- Born: Marvin Eliot Mirisch March 19, 1918 New York City, U.S.
- Died: November 17, 2002 (aged 84) Los Angeles, California, U.S.
- Occupation: Film producer
- Spouse: Florence Smuckler ​(m. 1942)​
- Children: 3
- Relatives: Walter Mirisch (brother) Harold Mirisch (half-brother) John A. Mirisch (half-great-nephew)

= Marvin Mirisch =

American film producer

Marvin Eliot Mirisch (March 19, 1918 – November 17, 2002) was an American film producer.

==Biography==
Mirisch was born to a Jewish family on March 19, 1918, in New York City, one of two sons born to Josephine Frances (née Urbach) and Max Mirisch. His father emigrated from Kraków in 1891 at the age of 17 arriving in New York City where he worked as a tailor. His mother was the daughter of immigrants from Hungary and Poland. His father was previously married to Flora Glasshut with whom he had two sons; she died of cancer at the age of 40. He was the brother of Walter Mirisch and the half-brother of Harold Mirisch, who were also film executives; and the half-brother of Irving Mirisch, who ran a company which supplied candy to movie theatres.

==Career==
In 1953, he moved to Los Angeles to join his brothers Harold and Walter at Monogram Pictures, later known as Allied Artists. In 1957, they founded The Mirisch Company, one of the leading independent production companies. He was the executive producer of the movies Romantic Comedy (1983) and Dracula (1979). He was associate producer for The Human Jungle and Arrow in the Dust (both 1954).
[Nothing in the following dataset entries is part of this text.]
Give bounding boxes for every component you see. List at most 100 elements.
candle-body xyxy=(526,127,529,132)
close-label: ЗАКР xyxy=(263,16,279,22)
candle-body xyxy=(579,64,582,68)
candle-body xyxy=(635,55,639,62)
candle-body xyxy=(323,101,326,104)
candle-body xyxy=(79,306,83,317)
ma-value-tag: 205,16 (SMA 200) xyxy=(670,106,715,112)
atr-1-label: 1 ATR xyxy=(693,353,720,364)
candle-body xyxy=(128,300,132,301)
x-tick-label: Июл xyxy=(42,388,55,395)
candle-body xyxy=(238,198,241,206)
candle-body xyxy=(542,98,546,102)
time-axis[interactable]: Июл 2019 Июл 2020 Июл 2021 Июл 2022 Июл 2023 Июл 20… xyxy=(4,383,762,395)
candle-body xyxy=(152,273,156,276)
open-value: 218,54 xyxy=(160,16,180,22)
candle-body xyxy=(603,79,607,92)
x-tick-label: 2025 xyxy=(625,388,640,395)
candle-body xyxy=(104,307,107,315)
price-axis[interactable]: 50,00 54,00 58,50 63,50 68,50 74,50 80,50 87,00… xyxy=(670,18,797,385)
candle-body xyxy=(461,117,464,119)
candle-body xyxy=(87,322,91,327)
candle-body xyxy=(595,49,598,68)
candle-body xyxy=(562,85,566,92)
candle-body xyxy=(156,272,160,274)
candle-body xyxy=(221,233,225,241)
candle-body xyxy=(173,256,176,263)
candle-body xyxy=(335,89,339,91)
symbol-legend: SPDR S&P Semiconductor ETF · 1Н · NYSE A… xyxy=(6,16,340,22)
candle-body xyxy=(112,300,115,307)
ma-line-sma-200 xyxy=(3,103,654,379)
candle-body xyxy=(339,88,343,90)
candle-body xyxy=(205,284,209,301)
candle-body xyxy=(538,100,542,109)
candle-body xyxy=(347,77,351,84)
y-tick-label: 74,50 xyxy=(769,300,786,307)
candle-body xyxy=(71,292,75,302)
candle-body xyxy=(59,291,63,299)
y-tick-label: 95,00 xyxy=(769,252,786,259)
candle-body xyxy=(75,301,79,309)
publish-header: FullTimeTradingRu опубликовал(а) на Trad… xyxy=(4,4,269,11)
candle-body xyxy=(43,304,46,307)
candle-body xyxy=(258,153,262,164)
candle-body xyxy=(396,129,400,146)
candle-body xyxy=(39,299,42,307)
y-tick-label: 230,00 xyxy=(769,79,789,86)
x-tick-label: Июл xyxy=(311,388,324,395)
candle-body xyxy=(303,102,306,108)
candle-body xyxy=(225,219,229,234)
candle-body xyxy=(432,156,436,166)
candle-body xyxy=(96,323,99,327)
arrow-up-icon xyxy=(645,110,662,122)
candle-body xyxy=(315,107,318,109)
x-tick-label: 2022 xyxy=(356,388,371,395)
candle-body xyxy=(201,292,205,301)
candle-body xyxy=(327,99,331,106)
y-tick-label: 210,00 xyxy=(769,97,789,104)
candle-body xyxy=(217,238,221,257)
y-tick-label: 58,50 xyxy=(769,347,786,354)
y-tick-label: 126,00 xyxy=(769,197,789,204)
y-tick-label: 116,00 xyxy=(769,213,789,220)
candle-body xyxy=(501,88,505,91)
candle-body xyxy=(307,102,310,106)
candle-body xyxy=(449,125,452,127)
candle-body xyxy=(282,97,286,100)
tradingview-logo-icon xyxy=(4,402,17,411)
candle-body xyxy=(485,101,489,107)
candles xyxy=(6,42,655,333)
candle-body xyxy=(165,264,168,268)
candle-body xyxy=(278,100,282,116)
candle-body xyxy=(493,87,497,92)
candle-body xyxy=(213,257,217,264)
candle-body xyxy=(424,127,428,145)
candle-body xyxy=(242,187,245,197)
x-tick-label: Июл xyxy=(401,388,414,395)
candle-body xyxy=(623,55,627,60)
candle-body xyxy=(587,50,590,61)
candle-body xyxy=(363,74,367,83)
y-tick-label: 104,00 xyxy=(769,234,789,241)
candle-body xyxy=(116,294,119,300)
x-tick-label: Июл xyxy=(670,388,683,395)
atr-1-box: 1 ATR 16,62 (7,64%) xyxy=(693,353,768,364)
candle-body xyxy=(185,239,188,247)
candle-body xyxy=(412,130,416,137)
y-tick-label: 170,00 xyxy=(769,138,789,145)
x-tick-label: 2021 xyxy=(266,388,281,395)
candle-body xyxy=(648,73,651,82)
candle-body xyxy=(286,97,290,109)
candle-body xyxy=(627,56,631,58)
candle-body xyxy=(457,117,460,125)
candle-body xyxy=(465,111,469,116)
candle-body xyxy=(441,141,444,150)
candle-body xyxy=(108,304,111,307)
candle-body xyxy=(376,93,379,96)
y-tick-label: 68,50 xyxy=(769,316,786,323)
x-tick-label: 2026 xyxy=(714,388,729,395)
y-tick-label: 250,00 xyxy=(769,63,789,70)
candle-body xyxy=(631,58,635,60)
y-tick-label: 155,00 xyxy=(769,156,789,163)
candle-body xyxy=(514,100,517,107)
==Personal life and death==
Mirisch was married to Florene Smuckler for 60 years; they had three children: Donald I. Mirisch; Carol Mirisch Hartmann, and Lynn Mirisch Rogo. He died of a heart attack on November 17, 2002, in Los Angeles, at the age of 84. He was buried in the Hillside Memorial Park Cemetery, a Jewish cemetery in Culver City, California. His great-nephew, John A. Mirisch has served as the mayor of Beverly Hills, California, since March 2013.